In past blogs I’ve talked about rulings and the trend across the country where courts are deeming work product privilege in bad faith litigation for the claims attorney to be incorrect and so their work product is discoverable. Courts are ruling that just because an attorney for the insurance company is on a file and advising on a claim does not always mean that their work product is in anticipation of litigation and therefore is not privileged or confidential under the Attorney Work Product Doctrine.

In bad faith litigation, insurers often argue that at any point in time an insurer’s attorney steps into a claim to advise the insurer and their adjusters, the claim file is privileged. Insurers across the country have utilized this method of calling in an attorney to advise early on to keep a majority of the claims file confidential and exempt from discovery while bad faith litigation is ongoing. By this method many insurers are making a stand as to why their documents cannot be produced. However, courts are seeing through this tactical behavior and are making great efforts to level the playing field and to stop such behavior by the insurer as a method of hiding documents.

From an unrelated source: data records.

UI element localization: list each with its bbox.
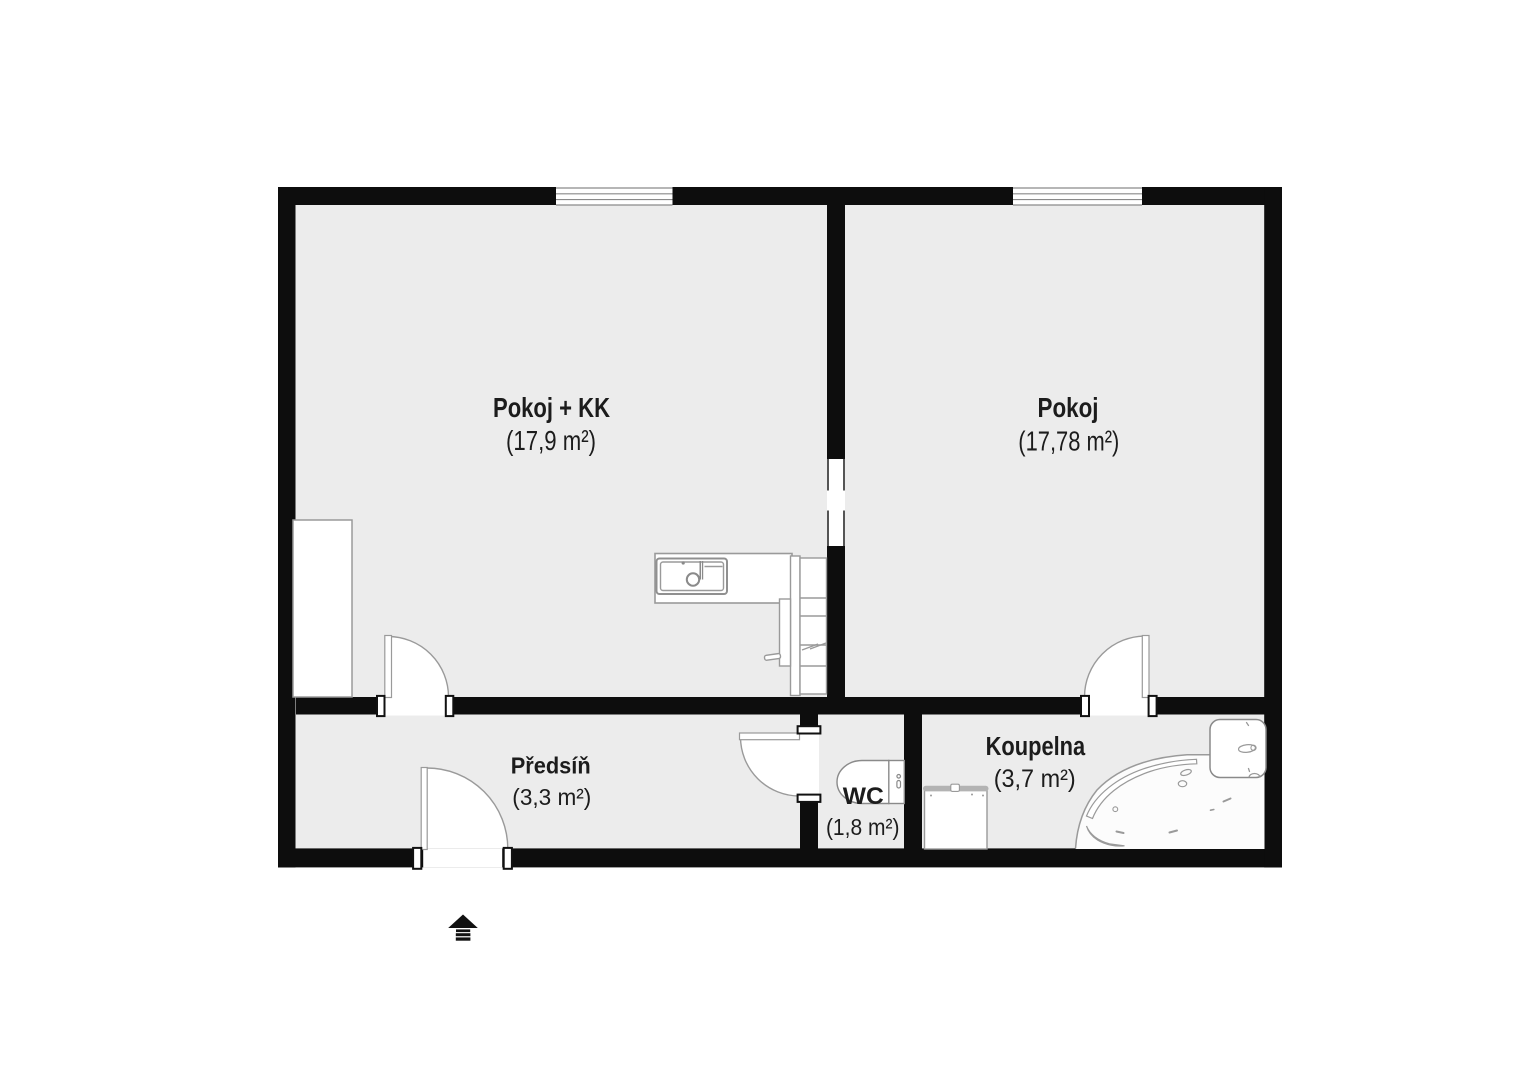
svg-text:(3,3 m²): (3,3 m²) xyxy=(512,784,591,810)
svg-text:Pokoj + KK: Pokoj + KK xyxy=(493,392,610,423)
svg-text:Předsíň: Předsíň xyxy=(511,753,591,779)
svg-text:(1,8 m²): (1,8 m²) xyxy=(826,814,900,840)
svg-text:Pokoj: Pokoj xyxy=(1038,392,1099,423)
svg-text:Koupelna: Koupelna xyxy=(986,733,1086,761)
svg-text:(17,9 m²): (17,9 m²) xyxy=(506,425,596,456)
svg-text:(17,78 m²): (17,78 m²) xyxy=(1018,426,1119,457)
svg-text:WC: WC xyxy=(843,783,884,810)
svg-text:(3,7 m²): (3,7 m²) xyxy=(994,765,1076,793)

The current trend of rulings shows that the Hawaii Court of Appeals agrees with the growing trend around the country that insurers cannot bury discovery by asserting the Work Product Doctrine for the claims file when an attorney is merely advising during a claim. In Anastasi v. Fidelity National Title Insurance Company,1 the Intermediate Court of Appeals found through an analysis of HRCP Rule 26 (b)(4), that although the rule generally prohibits the discovery of documents prepared in anticipation of litigation or for trial, “the difficulty of the this issue is determining at what point work product by an insurer’s in-house counsel in a dual role becomes ‘work prepared in anticipation of litigation.’”2

In Anastasi, the insured purchased title insurance after making a third party loan of $2.4 million for a mortgage on a property purportedly owned by that third party. Although the insurer, Fidelity, insured that the third party had good title, it was discovered that the warranty deed had been forged and Anastasi was sued by the true owners of the property. Fidelity properly issued a defense but kept the matter in ongoing litigation in what Anastasi asserted was a bad faith delay in paying out the policy. During the underlying claim and during the bad faith litigation, Fidelity hired an attorney, McGinnity, to advise on the claim. The court held that Fidelity did not meet its burden of establishing the work product doctrine applied to preclude discovery of McGinnity’s documents because there was “nothing in the record to suggest that that the circuit court considered whether the withheld documents were produced ‘because of’ anticipated litigation and would not have been created in a substantially similar form but for the prospect of litigation.”3

Because HRCP Rule 26(b)(4) dictates that the work product doctrine is applicable when the document was prepared in anticipation of litigation or trial, Hawai’i courts must follow suit and inquire whether the work product doctrine applies in the instance of each document, and if that document is not created in anticipation of litigation or trial, then it must be discoverable. Hawai’i courts are diligently interpreting the rule of whether the work product doctrine really excludes all coverage counsel’s documents and portions of the claims file during bad faith litigation and I anticipate the trend will continue amongst the rest of the states as courts are finding the extremes insurers and their attorneys take to limit the discovery process when producing those claims files.

1 Anastasi v. Fidelity Nat. Title Ins. Co. (Hawaii Ct. App. 2014) 134 Hawai’i 400, 341 P.3d 1200cert. granted, (Hawaii, May 22, 2015, SCWC-30557) 2015 WL 3384471 and aff’d in part, vacated in part, (Hawaii, Feb. 4, 2016, SCWC-30557) 2016 WL 462380.
2 Anastasi, 134 Hawai’i at 425, 341 P.3d at 1225.
3 Anastasi,134 Hawai’I at 426, 241 P.3d at 1226.